I think we could avoid most of this complexity if we could run background jobs without time limits.

@DavidPezet1 - how big of an increase to the 25s invocation timeout limit would you need to no longer worry about this limit?

In terms of recommendations for right now, the best approach is to use the Async Events API to process the paginated results in batches if you are not already doing that. Even then, there are still limits that put an upper ceiling on how much you can process in this way.

Another option is to utilise external resources to offload some of the compute from your app, but this isn’t a feasible option in all cases, and erodes some of the value of trying to build your app as wholly contained within Atlassian’s cloud in the first place.

I had personally not come across the limit before! Thanks for flagging it with me - I will pass this feedback on to the Confluence team and see if they have any recommendations.

Hi @LukasKotyza1

When I investigated I figured that making calls to ‘bridge’ took atleast 2 seconds, which doesn’t seems such a long time but when there are more calls it adds up.

Thanks for flagging this. Where are you based in the world? Currently all forge functions run out US-West, so there can be a pretty substantial delay caused by geographic latency - we are planning to address this and make Forge invocations multi-region later in the year.

Thanks @ryan for calling this out.

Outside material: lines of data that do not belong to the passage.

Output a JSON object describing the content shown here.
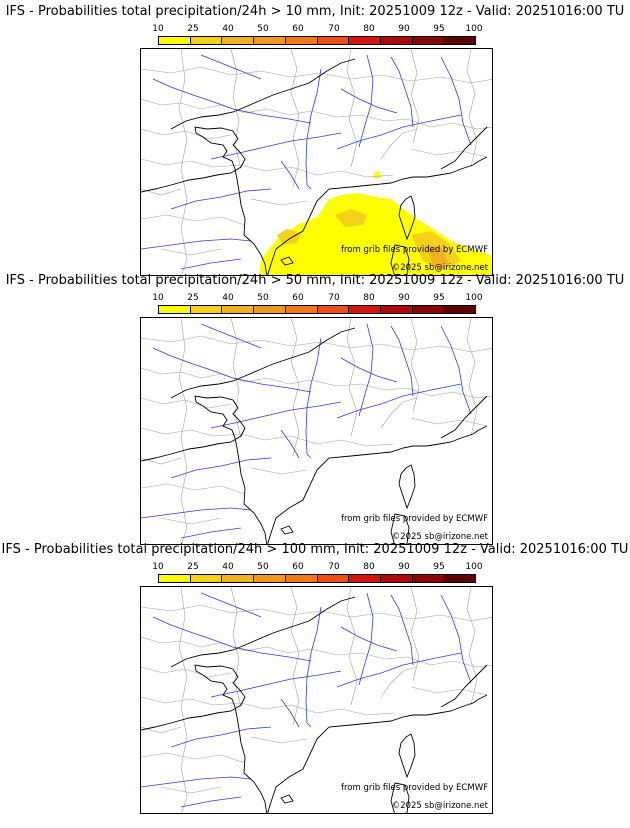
{
  "panels": [
    {
      "title": "IFS - Probabilities total precipitation/24h > 10 mm, Init: 20251009 12z - Valid: 20251016:00 TU",
      "has_precip": true,
      "source_text": "from grib files provided by ECMWF",
      "copyright_text": "©2025 sb@irizone.net"
    },
    {
      "title": "IFS - Probabilities total precipitation/24h > 50 mm, Init: 20251009 12z - Valid: 20251016:00 TU",
      "has_precip": false,
      "source_text": "from grib files provided by ECMWF",
      "copyright_text": "©2025 sb@irizone.net"
    },
    {
      "title": "IFS - Probabilities total precipitation/24h > 100 mm, Init: 20251009 12z - Valid: 20251016:00 TU",
      "has_precip": false,
      "source_text": "from grib files provided by ECMWF",
      "copyright_text": "©2025 sb@irizone.net"
    }
  ],
  "legend": {
    "ticks": [
      "10",
      "25",
      "40",
      "50",
      "60",
      "70",
      "80",
      "90",
      "95",
      "100"
    ],
    "colors": [
      "#ffff00",
      "#f5d21a",
      "#f2b21f",
      "#ef9a1e",
      "#ee7a1a",
      "#ec4e15",
      "#d8140f",
      "#b10a0a",
      "#8a0707",
      "#5c0303"
    ]
  },
  "map_colors": {
    "coastline": "#000000",
    "rivers": "#3040d0",
    "borders": "#a0a0a0",
    "precip_light": "#ffff00",
    "precip_medium": "#f5d21a",
    "precip_strong": "#f2b21f"
  }
}
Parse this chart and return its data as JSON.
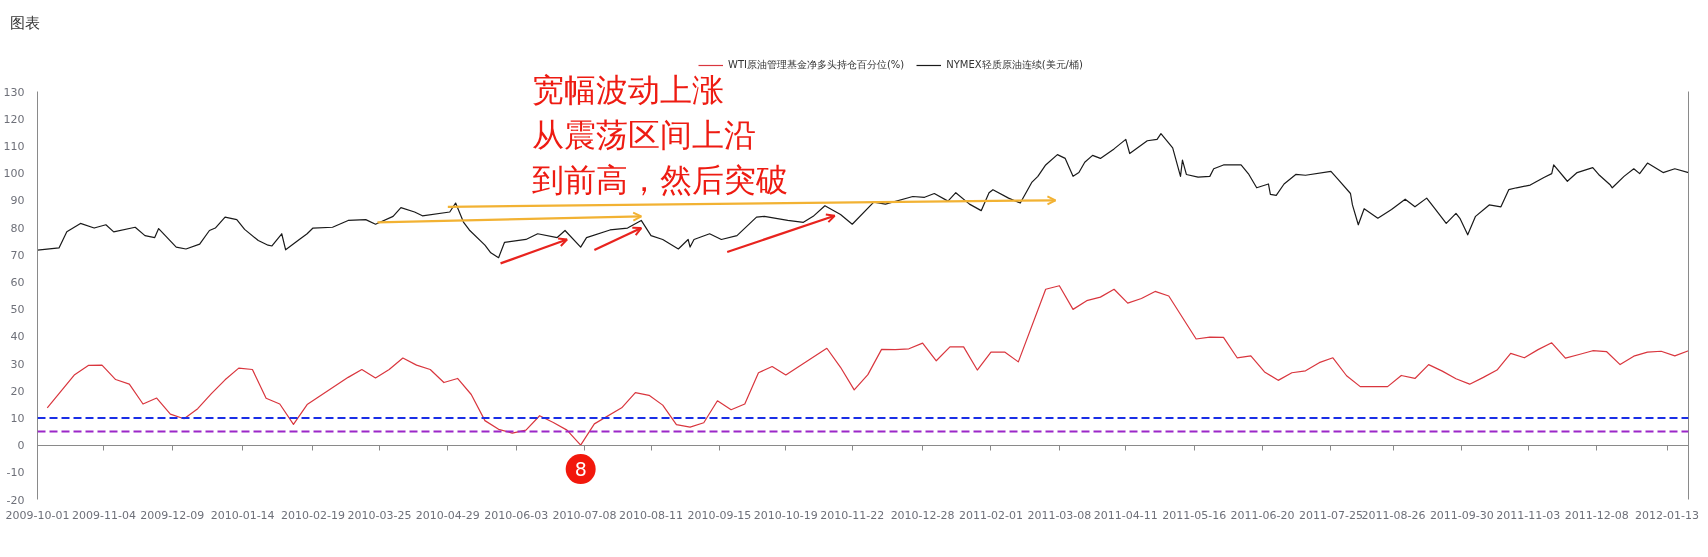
{
  "chart_data": {
    "type": "line",
    "title": "图表",
    "annotations": [
      "宽幅波动上涨",
      "从震荡区间上沿",
      "到前高，然后突破",
      {
        "text": "8",
        "x": "2010-07-06",
        "y": 0
      }
    ],
    "xlim": [
      "2009-10-01",
      "2012-01-24"
    ],
    "xticks": [
      "2009-10-01",
      "2009-11-04",
      "2009-12-09",
      "2010-01-14",
      "2010-02-19",
      "2010-03-25",
      "2010-04-29",
      "2010-06-03",
      "2010-07-08",
      "2010-08-11",
      "2010-09-15",
      "2010-10-19",
      "2010-11-22",
      "2010-12-28",
      "2011-02-01",
      "2011-03-08",
      "2011-04-11",
      "2011-05-16",
      "2011-06-20",
      "2011-07-25",
      "2011-08-26",
      "2011-09-30",
      "2011-11-03",
      "2011-12-08",
      "2012-01-13"
    ],
    "ylim": [
      -20,
      130
    ],
    "yticks": [
      -20,
      -10,
      0,
      10,
      20,
      30,
      40,
      50,
      60,
      70,
      80,
      90,
      100,
      110,
      120,
      130
    ],
    "legend": "top",
    "ref_lines": [
      {
        "axis": "y",
        "value": 10,
        "color": "#1a2ee6",
        "line_style": "dashed"
      },
      {
        "axis": "y",
        "value": 5,
        "color": "#9b27c8",
        "line_style": "dashed"
      }
    ],
    "series": [
      {
        "name": "WTI原油管理基金净多头持仓百分位(%)",
        "color": "#d9363e",
        "x": [
          "2009-10-06",
          "2009-10-20",
          "2009-10-27",
          "2009-11-03",
          "2009-11-10",
          "2009-11-17",
          "2009-11-24",
          "2009-12-01",
          "2009-12-08",
          "2009-12-15",
          "2009-12-22",
          "2009-12-29",
          "2010-01-05",
          "2010-01-12",
          "2010-01-19",
          "2010-01-26",
          "2010-02-02",
          "2010-02-09",
          "2010-02-16",
          "2010-03-09",
          "2010-03-16",
          "2010-03-23",
          "2010-03-30",
          "2010-04-06",
          "2010-04-13",
          "2010-04-20",
          "2010-04-27",
          "2010-05-04",
          "2010-05-11",
          "2010-05-18",
          "2010-05-25",
          "2010-06-01",
          "2010-06-08",
          "2010-06-15",
          "2010-06-22",
          "2010-06-29",
          "2010-07-06",
          "2010-07-13",
          "2010-07-27",
          "2010-08-03",
          "2010-08-10",
          "2010-08-17",
          "2010-08-24",
          "2010-08-31",
          "2010-09-07",
          "2010-09-14",
          "2010-09-21",
          "2010-09-28",
          "2010-10-05",
          "2010-10-12",
          "2010-10-19",
          "2010-11-09",
          "2010-11-16",
          "2010-11-23",
          "2010-11-30",
          "2010-12-07",
          "2010-12-14",
          "2010-12-21",
          "2010-12-28",
          "2011-01-04",
          "2011-01-11",
          "2011-01-18",
          "2011-01-25",
          "2011-02-01",
          "2011-02-08",
          "2011-02-15",
          "2011-03-01",
          "2011-03-08",
          "2011-03-15",
          "2011-03-22",
          "2011-03-29",
          "2011-04-05",
          "2011-04-12",
          "2011-04-19",
          "2011-04-26",
          "2011-05-03",
          "2011-05-17",
          "2011-05-24",
          "2011-05-31",
          "2011-06-07",
          "2011-06-14",
          "2011-06-21",
          "2011-06-28",
          "2011-07-05",
          "2011-07-12",
          "2011-07-19",
          "2011-07-26",
          "2011-08-02",
          "2011-08-09",
          "2011-08-23",
          "2011-08-30",
          "2011-09-06",
          "2011-09-13",
          "2011-09-20",
          "2011-09-27",
          "2011-10-04",
          "2011-10-11",
          "2011-10-18",
          "2011-10-25",
          "2011-11-01",
          "2011-11-08",
          "2011-11-15",
          "2011-11-22",
          "2011-11-29",
          "2011-12-06",
          "2011-12-13",
          "2011-12-20",
          "2011-12-27",
          "2012-01-03",
          "2012-01-10",
          "2012-01-17",
          "2012-01-24"
        ],
        "values": [
          13.7,
          25.9,
          29.3,
          29.4,
          24.1,
          22.4,
          15.1,
          17.3,
          11.4,
          9.7,
          13.4,
          18.9,
          24.0,
          28.3,
          27.8,
          17.2,
          15.1,
          7.6,
          14.9,
          24.9,
          27.8,
          24.7,
          27.8,
          32.0,
          29.4,
          27.8,
          23.0,
          24.5,
          18.6,
          9.0,
          5.8,
          4.4,
          5.5,
          10.8,
          8.3,
          5.5,
          0,
          7.8,
          13.7,
          19.3,
          18.3,
          14.7,
          7.5,
          6.6,
          8.2,
          16.3,
          13.0,
          15.1,
          26.6,
          28.9,
          25.8,
          35.6,
          28.6,
          20.3,
          25.9,
          35.2,
          35.1,
          35.4,
          37.5,
          31.0,
          36.1,
          36.1,
          27.6,
          34.2,
          34.2,
          30.6,
          57.3,
          58.6,
          49.9,
          53.1,
          54.4,
          57.3,
          52.2,
          53.9,
          56.5,
          54.8,
          39.0,
          39.7,
          39.6,
          32.1,
          32.8,
          26.9,
          23.8,
          26.6,
          27.3,
          30.3,
          32.1,
          25.5,
          21.5,
          21.5,
          25.6,
          24.5,
          29.6,
          27.2,
          24.4,
          22.4,
          24.9,
          27.6,
          33.7,
          32.1,
          35.1,
          37.6,
          32.0,
          33.3,
          34.7,
          34.4,
          29.6,
          32.7,
          34.2,
          34.5,
          32.8,
          34.7
        ]
      },
      {
        "name": "NYMEX轻质原油连续(美元/桶)",
        "color": "#1a1a1a",
        "x": [
          "2009-10-01",
          "2009-10-12",
          "2009-10-16",
          "2009-10-23",
          "2009-10-30",
          "2009-11-05",
          "2009-11-09",
          "2009-11-20",
          "2009-11-25",
          "2009-11-30",
          "2009-12-02",
          "2009-12-11",
          "2009-12-16",
          "2009-12-23",
          "2009-12-28",
          "2009-12-31",
          "2010-01-05",
          "2010-01-11",
          "2010-01-15",
          "2010-01-22",
          "2010-01-27",
          "2010-01-29",
          "2010-02-03",
          "2010-02-05",
          "2010-02-12",
          "2010-02-16",
          "2010-02-19",
          "2010-03-01",
          "2010-03-09",
          "2010-03-18",
          "2010-03-23",
          "2010-04-01",
          "2010-04-05",
          "2010-04-12",
          "2010-04-16",
          "2010-04-30",
          "2010-05-03",
          "2010-05-07",
          "2010-05-10",
          "2010-05-18",
          "2010-05-21",
          "2010-05-25",
          "2010-05-28",
          "2010-06-08",
          "2010-06-14",
          "2010-06-24",
          "2010-06-28",
          "2010-07-06",
          "2010-07-09",
          "2010-07-21",
          "2010-07-30",
          "2010-08-06",
          "2010-08-11",
          "2010-08-17",
          "2010-08-25",
          "2010-08-30",
          "2010-08-31",
          "2010-09-02",
          "2010-09-10",
          "2010-09-16",
          "2010-09-24",
          "2010-10-04",
          "2010-10-08",
          "2010-10-20",
          "2010-10-28",
          "2010-11-02",
          "2010-11-08",
          "2010-11-16",
          "2010-11-22",
          "2010-12-03",
          "2010-12-09",
          "2010-12-23",
          "2010-12-29",
          "2011-01-03",
          "2011-01-10",
          "2011-01-14",
          "2011-01-21",
          "2011-01-27",
          "2011-01-31",
          "2011-02-02",
          "2011-02-10",
          "2011-02-16",
          "2011-02-22",
          "2011-02-25",
          "2011-03-01",
          "2011-03-07",
          "2011-03-11",
          "2011-03-15",
          "2011-03-18",
          "2011-03-21",
          "2011-03-25",
          "2011-03-29",
          "2011-04-05",
          "2011-04-11",
          "2011-04-13",
          "2011-04-22",
          "2011-04-27",
          "2011-04-29",
          "2011-05-05",
          "2011-05-09",
          "2011-05-10",
          "2011-05-12",
          "2011-05-18",
          "2011-05-24",
          "2011-05-26",
          "2011-05-31",
          "2011-06-09",
          "2011-06-13",
          "2011-06-17",
          "2011-06-23",
          "2011-06-24",
          "2011-06-27",
          "2011-07-01",
          "2011-07-07",
          "2011-07-12",
          "2011-07-25",
          "2011-07-29",
          "2011-08-04",
          "2011-08-05",
          "2011-08-08",
          "2011-08-11",
          "2011-08-18",
          "2011-08-25",
          "2011-09-01",
          "2011-09-06",
          "2011-09-12",
          "2011-09-16",
          "2011-09-22",
          "2011-09-27",
          "2011-09-29",
          "2011-10-03",
          "2011-10-07",
          "2011-10-12",
          "2011-10-14",
          "2011-10-20",
          "2011-10-24",
          "2011-10-28",
          "2011-11-04",
          "2011-11-11",
          "2011-11-15",
          "2011-11-16",
          "2011-11-23",
          "2011-11-28",
          "2011-12-06",
          "2011-12-09",
          "2011-12-15",
          "2011-12-16",
          "2011-12-22",
          "2011-12-27",
          "2011-12-30",
          "2012-01-03",
          "2012-01-11",
          "2012-01-17",
          "2012-01-24"
        ],
        "values": [
          71.7,
          72.5,
          78.4,
          81.5,
          79.8,
          81.0,
          78.4,
          80.1,
          77.0,
          76.3,
          79.6,
          72.8,
          72.1,
          73.9,
          78.9,
          79.8,
          83.8,
          82.9,
          79.3,
          75.2,
          73.5,
          73.2,
          77.7,
          71.8,
          75.6,
          77.7,
          79.8,
          80.1,
          82.6,
          82.9,
          81.2,
          84.1,
          87.3,
          85.7,
          84.3,
          85.7,
          89.0,
          82.0,
          79.1,
          73.5,
          70.7,
          68.9,
          74.5,
          75.6,
          77.7,
          76.3,
          78.9,
          72.8,
          76.3,
          79.1,
          79.8,
          82.6,
          77.0,
          75.6,
          72.1,
          75.6,
          72.8,
          75.6,
          77.7,
          75.6,
          77.0,
          83.8,
          84.1,
          82.6,
          81.9,
          84.1,
          88.0,
          84.8,
          81.2,
          89.3,
          88.6,
          91.4,
          91.1,
          92.5,
          89.7,
          92.8,
          88.6,
          86.2,
          92.8,
          93.9,
          90.8,
          89.0,
          96.7,
          98.8,
          103.0,
          106.8,
          105.4,
          98.8,
          100.2,
          104.0,
          106.5,
          105.4,
          108.9,
          112.4,
          107.2,
          111.9,
          112.4,
          114.5,
          109.3,
          98.8,
          104.8,
          99.5,
          98.5,
          98.8,
          101.6,
          103.0,
          103.0,
          99.5,
          94.6,
          96.0,
          92.2,
          91.8,
          96.0,
          99.5,
          99.2,
          100.6,
          97.4,
          92.5,
          88.3,
          81.0,
          86.9,
          83.4,
          86.6,
          90.4,
          87.6,
          90.8,
          87.1,
          81.5,
          85.2,
          83.4,
          77.3,
          84.1,
          87.1,
          88.3,
          87.6,
          93.9,
          94.6,
          95.6,
          98.4,
          99.8,
          103.0,
          97.0,
          100.2,
          102.0,
          99.5,
          95.6,
          94.6,
          98.8,
          101.6,
          99.8,
          103.7,
          100.2,
          101.6,
          100.2
        ]
      },
      {
        "type": "line",
        "color": "#f2b233",
        "x": [
          "2010-03-24",
          "2010-08-06"
        ],
        "values": [
          81.9,
          84.1
        ]
      },
      {
        "type": "line",
        "color": "#f2b233",
        "x": [
          "2010-04-29",
          "2011-03-06"
        ],
        "values": [
          87.6,
          90.0
        ]
      },
      {
        "type": "line",
        "color": "#e8231e",
        "x": [
          "2010-05-26",
          "2010-06-29"
        ],
        "values": [
          66.8,
          75.6
        ]
      },
      {
        "type": "line",
        "color": "#e8231e",
        "x": [
          "2010-07-13",
          "2010-08-06"
        ],
        "values": [
          71.7,
          79.8
        ]
      },
      {
        "type": "line",
        "color": "#e8231e",
        "x": [
          "2010-09-19",
          "2010-11-13"
        ],
        "values": [
          71.0,
          84.3
        ]
      }
    ]
  }
}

In my conversations so far this is appearing as a very common use case!

Thanks for this detailed feedback, @klaussner !

Some follow-up questions:

  • By storing intermediate results in Forge storage, have you run into any read/write API limits on the storage API?

  • We may not be able to support background jobs with no time limits easily (due to our current reliance on Lambda for invocations - which can go up to 15mins). What kind of increase in the timeout limit would substantially simplify things for you? Does 1min make a difference? 5min?

Hey @HeyJoe, that could explain it. I am based in Europe and my instance of Jira was also in Europe.